Primary Dare
Patients are just plain fed up, and medical students are choosing more lucrative specialties of medicine. With primary care physicians unable to master the skills required to exercise the profession competently in the limited time available to them daily, with the potpourri of languages currently spoken in the U.S. hindering effective communication, and with reimbursement to physicians for services rendered based on quantity rather than quality, it is no wonder that medical shingles are getting tarnished or pulled down entirely, for that matter. If the average primary care physician were to provide all the recommended care and preventive measures currently mandated by professional medical associations for the average 2,300 patients in each physician’s medical practice, the workday would amount to a ponderous 18 hours.
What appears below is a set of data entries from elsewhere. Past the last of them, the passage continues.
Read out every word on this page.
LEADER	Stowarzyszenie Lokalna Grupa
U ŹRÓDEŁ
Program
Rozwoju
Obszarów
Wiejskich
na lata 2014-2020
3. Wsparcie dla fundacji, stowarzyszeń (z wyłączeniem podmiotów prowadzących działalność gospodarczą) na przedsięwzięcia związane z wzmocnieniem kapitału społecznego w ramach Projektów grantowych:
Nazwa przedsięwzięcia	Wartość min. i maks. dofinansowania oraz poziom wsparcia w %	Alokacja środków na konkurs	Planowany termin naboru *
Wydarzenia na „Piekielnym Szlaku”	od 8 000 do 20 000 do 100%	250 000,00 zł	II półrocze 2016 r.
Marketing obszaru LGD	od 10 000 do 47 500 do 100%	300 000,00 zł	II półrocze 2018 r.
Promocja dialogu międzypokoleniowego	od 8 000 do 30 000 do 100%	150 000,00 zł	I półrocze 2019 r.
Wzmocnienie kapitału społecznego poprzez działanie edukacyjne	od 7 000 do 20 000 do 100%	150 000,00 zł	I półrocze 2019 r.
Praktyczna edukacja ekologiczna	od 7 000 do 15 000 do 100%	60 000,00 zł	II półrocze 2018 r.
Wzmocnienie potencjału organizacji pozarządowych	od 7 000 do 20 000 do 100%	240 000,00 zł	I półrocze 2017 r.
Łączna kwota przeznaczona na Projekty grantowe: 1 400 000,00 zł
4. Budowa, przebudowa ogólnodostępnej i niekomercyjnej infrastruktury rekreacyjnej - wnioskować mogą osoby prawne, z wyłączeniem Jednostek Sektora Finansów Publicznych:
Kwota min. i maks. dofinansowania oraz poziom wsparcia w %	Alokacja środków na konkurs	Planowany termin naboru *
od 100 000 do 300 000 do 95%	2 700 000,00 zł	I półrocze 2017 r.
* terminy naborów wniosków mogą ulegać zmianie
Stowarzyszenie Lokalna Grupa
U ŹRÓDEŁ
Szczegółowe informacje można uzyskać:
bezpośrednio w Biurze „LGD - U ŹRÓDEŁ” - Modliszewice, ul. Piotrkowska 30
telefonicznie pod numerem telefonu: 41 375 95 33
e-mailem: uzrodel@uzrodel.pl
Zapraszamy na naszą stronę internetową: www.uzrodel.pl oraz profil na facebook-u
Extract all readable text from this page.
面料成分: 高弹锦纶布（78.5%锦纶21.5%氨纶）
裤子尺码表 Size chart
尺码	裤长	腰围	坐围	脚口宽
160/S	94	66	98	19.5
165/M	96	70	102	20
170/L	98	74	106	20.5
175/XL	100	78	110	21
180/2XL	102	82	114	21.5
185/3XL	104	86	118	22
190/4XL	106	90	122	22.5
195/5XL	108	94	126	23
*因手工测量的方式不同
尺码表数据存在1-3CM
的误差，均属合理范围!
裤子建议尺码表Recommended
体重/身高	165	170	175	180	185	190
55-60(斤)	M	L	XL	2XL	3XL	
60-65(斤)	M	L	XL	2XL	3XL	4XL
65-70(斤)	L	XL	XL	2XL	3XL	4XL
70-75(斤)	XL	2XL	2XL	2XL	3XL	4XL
That’s hardly what an experienced physician would call lifestyle medicine, especially in those golden years of established practice free of professional debt.
Depression, diabetes, headache, heart failure, hypertension, osteoarthritis, and other chronic conditions have become inadequately treated, not only because harried, overworked medical practitioners are rushed for time but also because half of all patients leave the office without having understood what the physician said. Add to this mix the fact that brief diagnostic, surgical, or imaging procedures often pay as much as three times more than an average office visit, and one begins to understand why it is becoming extremely difficult to replenish the primary care ranks. Internists, pediatricians, and family practitioners are at the bottom end of the financial totem pole, giving a shoulder up to the diagnostic radiologists, orthopedic surgeons, gastroenterologists, and anesthesiologists looking down. With inflation taking a larger chunk of the lower salaries of primary care physicians than specialists, the sinking ship is being abandoned for more lucrative specialty practices. Even nurse practitioners and physician assistants are opting out of the primary care workforce.
Optimism is low and tedium high among family doctors at a time when studies have shown that primary care is the answer to rising medical costs and quality degradation. When the proportion of generalist physicians to specialists rises in a given population, overall Medicare expenditures are seen to decrease as general health improves. So, perhaps there is nothing “special” about specialists, after all.
Long waiting room times are no fun for anyone, and they contribute to patient frustration with a broken medical mechanism. A clock’s monotonous ticking may be easily dismissed, however, when a continuing relationship of trust has been established between physician and patient. That pat on the back or gentle squeeze of an arm goes a long way to smooth ruffled feathers and patch up worn psyches, contributing in some intangible yet significant way to the power of pills, potions, and prods.
It would be a mistake to banish primary care physicians to the locomotive graveyard, leaving the tracks ruled by streamlined specialists. Both are needed, and both have their place, although, contrary to misguided conventional wisdom, it is the former not the latter who safeguard the crown jewels, i.e., the health of a nation. Much like a sultan who selects the largest eunuch to protect that which he holds most dear, we, too, must dare to choose the largest links in the protective chain of our health care system, relegating the “small” to the specialists who must learn to seat themselves farther from the host at the dinner table.